И поэтому закончить свой рассказ я хочу пожеланием. То есть нет — проклятием: пусть эти два слова — «война» и «фашизм» — будут прокляты на веки веков!
Аминь.
Пер. Ю. Цаленко.
КАНТОР И ЕГО ПЕВЧИЕ
И опять о моем дедушке Зусе, царство ему небесное.
Такой уж он был — бедняк бедняком, без краюхи хлеба в доме, вечно с дырявой крышей над головой, вечно в долгах и ссудах, с засидевшейся в девках дочкой, которую надо за кого-то пристроить,
Все разговоры — а дедушка Зуся был не прочь потолковать по душам — он сводил к чудо-голосу внучка.
— Люди, что вы думаете, что? Деньги-шменьги — это полова, пыль. Тьфу! Вот они есть, вот их нет. Сила, удача — всему этому грош цена. Но уж если ты родился с этим во-во-во… даром божьим, талантом, что называется, поэзией, пением…
Он переделал на своем веку, может быть, тысячу дел, дедушка Зуся. Одно время ведал паромами на Днестре. Стоял, подпоясанный веревкой, с полами кафтана, забранными той веревкой, с обветренным лицом, с острой бородкой, сбитой на сторону, и командовал по-молдавски паромщику, хозяину подводы на берегу, бычкам и кошелкам с курами, евреям и молдаванам: паром должен был в ярмарочный день переправить их туда, на ту сторону Рашкова, а потом, тоже не пустым, конечно, вернуться сюда, на эту сторону Рашкова. Когда эти его корабли пошли, как говорится, ко дну, одно время он архитекторствовал — размечал хозяевам, строящим себе на главной улице дома, на какую глубину рыть фундамент, на какую сторону выходить окнам, какой толщины балки класть на стены, как должны выглядеть фасад, крыльцо с резными карнизами. Одно время он просто мыкался по домам с парой лотерейных подсвечников под мышкой. Потом был меламедом, улаживал споры, даже, кажется, пробовал заключать браки. Он, бедный, за все брался, все переделал. И все у него, видно, шло вперекос. Долго он при одном деле не оставался. Она ему, верно, здорово укоротила годы, эта тысяча его дел.
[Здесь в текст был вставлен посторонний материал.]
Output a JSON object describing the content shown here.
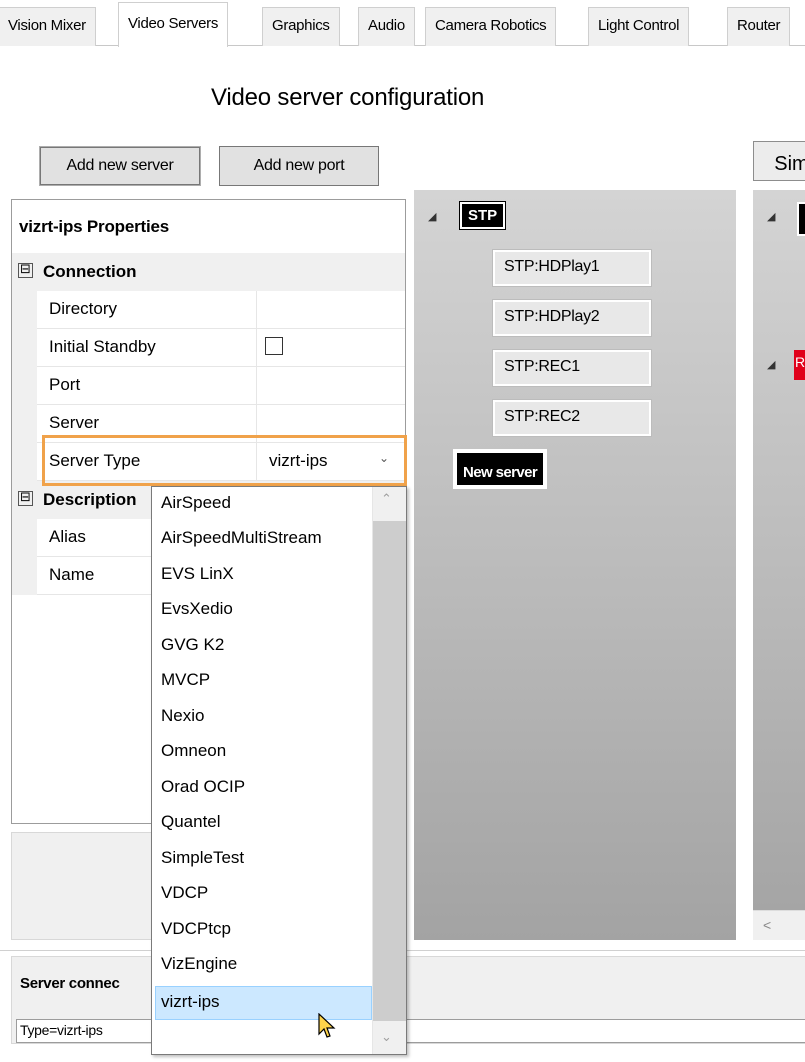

Я уже, понятно, всех этих дедушкиных занятий не застал. Но не раз слышал о них в доме. Бабушка Ента эти рассказы сопровождала причитаниями и стонами. Все несчастье, жаловалась она, шло оттого, что дедушка Зуся не умел резать. Это такое страшное слово, что я даже боялся переспросить, что резать и кого, упаси бог, резать. Оказалось, что дедушка Зуся, который окончил в молодости ешиву и должен был числиться резником со всеми правами в Рашкове, кроме одного-единственного петуха, ничего не зарезал. Да и этот один-единственный петух тоже остался недорезанным. Ни с того ни с сего после обряда благословения дедушке стало вдруг дурно, отказали руки и ноги, и он выпустил петуха из рук с недорезанным горлом. Хоть и связанный и полузарезанный, петух выпорхнул из-под навеса, взлетел на забор и клокочуще-страшно запел — стрефнился [12] . И дедушкины ножи, шесть житомирских чудо-клинков, которые будущий тесть подарил дедушке сразу после помолвки, как дарят жениху, скажем, золотые часы, остались лежать нетронутыми в своих ножнах, пока наконец годика через два не продали их настоящему резнику, резнику, что резником уродился.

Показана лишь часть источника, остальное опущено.